EU Referendum


EU withdrawal: Norway hits the spot


24/12/2012



BBC 000-nor.jpg

You can tell how potentially damaging Norway's status is to the europhile cause by the amount of attention being paid to it. If it wasn't quite so dangerous, they wouldn't all be harping on about it, from Business for New Europe, to Barroso, Open Europe, Sir Stephen Wall, Cameron and The Observer.

And now, the very latest in this long line of naysayers is no less than Norwegian Foreign Minister Espen Eide, who is urging the UK to assess the advantages of staying in the European Union, rather than consider leaving.

Although, as we know, Norway is not in the EU but has "access" to the single market, Eide says Oslo has "limited scope for influence", telling BBC Radio 4's The World This Weekend that, "We are not at the table when decisions are made".

The only thing we need to know about Mr Eide, though, is that he is pro-EU, one of the political élite who has never come to terms with Norwegian voters having twice rejected entry to the EU.

Just to amplify the scare tactic, the BBC also recruits Sir Nigel Sheinwald, former UK ambassador to the US and to the European Union.
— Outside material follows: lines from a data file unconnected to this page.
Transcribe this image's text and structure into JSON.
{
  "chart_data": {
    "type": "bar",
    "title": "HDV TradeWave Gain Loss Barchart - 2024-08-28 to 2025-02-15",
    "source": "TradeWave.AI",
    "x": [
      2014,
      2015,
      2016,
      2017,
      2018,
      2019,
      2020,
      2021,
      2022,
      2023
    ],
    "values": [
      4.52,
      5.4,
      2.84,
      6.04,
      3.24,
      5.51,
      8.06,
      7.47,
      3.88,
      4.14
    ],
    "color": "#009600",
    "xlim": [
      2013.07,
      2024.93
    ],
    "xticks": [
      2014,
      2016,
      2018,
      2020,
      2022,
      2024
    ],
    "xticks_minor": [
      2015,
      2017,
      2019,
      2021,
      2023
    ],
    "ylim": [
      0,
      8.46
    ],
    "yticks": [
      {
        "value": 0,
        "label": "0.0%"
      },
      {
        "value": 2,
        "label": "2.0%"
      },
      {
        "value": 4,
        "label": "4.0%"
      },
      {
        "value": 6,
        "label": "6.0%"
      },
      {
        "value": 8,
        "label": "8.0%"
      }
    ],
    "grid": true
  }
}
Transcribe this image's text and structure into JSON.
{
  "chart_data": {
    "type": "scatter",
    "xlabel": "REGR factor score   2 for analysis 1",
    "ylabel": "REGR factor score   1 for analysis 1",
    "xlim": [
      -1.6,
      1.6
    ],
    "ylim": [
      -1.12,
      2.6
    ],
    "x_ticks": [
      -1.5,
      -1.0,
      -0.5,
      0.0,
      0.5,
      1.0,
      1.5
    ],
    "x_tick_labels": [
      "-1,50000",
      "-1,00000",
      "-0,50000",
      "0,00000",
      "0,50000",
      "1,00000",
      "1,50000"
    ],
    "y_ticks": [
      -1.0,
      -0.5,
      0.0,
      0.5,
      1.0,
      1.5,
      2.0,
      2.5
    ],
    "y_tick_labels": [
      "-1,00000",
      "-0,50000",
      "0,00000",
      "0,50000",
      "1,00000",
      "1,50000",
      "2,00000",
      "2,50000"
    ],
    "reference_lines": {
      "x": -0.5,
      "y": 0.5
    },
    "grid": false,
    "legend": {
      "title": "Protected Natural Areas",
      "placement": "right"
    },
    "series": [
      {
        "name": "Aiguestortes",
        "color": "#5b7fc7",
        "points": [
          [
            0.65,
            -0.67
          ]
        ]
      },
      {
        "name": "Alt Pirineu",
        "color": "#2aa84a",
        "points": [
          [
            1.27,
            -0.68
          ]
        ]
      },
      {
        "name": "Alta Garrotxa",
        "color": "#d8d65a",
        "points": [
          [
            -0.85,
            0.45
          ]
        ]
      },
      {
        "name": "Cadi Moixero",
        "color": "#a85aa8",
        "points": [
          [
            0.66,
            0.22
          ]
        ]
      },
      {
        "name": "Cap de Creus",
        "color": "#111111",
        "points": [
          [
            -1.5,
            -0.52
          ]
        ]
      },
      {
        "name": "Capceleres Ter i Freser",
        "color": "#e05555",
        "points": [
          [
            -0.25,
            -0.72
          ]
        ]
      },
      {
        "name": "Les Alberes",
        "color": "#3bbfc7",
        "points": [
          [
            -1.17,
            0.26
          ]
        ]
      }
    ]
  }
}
He obligingly trots out the propaganda, telling us: "The issue is - do you want to be part of the single market? All the economic indicators are that the UK needs to be". Then we get to the punchline:
But [the Norwegians] have no role in negotiations... they have no impact, no influence and there's no accountability. So this is regulation without representation. It's the first thing the UK needs to decide, whether it wants to be associated with the single market, from the inside or the outside. If on the outside, both the Swiss and the Norwegian models give you no actual impact on the substance of what's agreed.
Nowhere, of course, is the bigger picture rehearsed – no mention of the EEA Council, the working groups, nor any of the work of UNECE nor of the multiplicity of international organisations at which we have seats. This is bias by omission.

Instead, the BBC calls in aid Myrtle. He tells us he was "not aware of any British Eurosceptics who are arguing that we should precisely replicate the Norwegian model". He adds: "What we're after is something a bit more like what the Swiss have, but actually I think we could get better terms than either Norway or Switzerland".

Needless to say, Myrtle does not represent eurosceptics, British or otherwise, but he serves the BBC propaganda well, seeking to put the nail in the coffin in the most realistic option for a quick withdrawal from the EU. At least, though, we can take comfort from the idea that, with so much opposition, we really must be on the right track.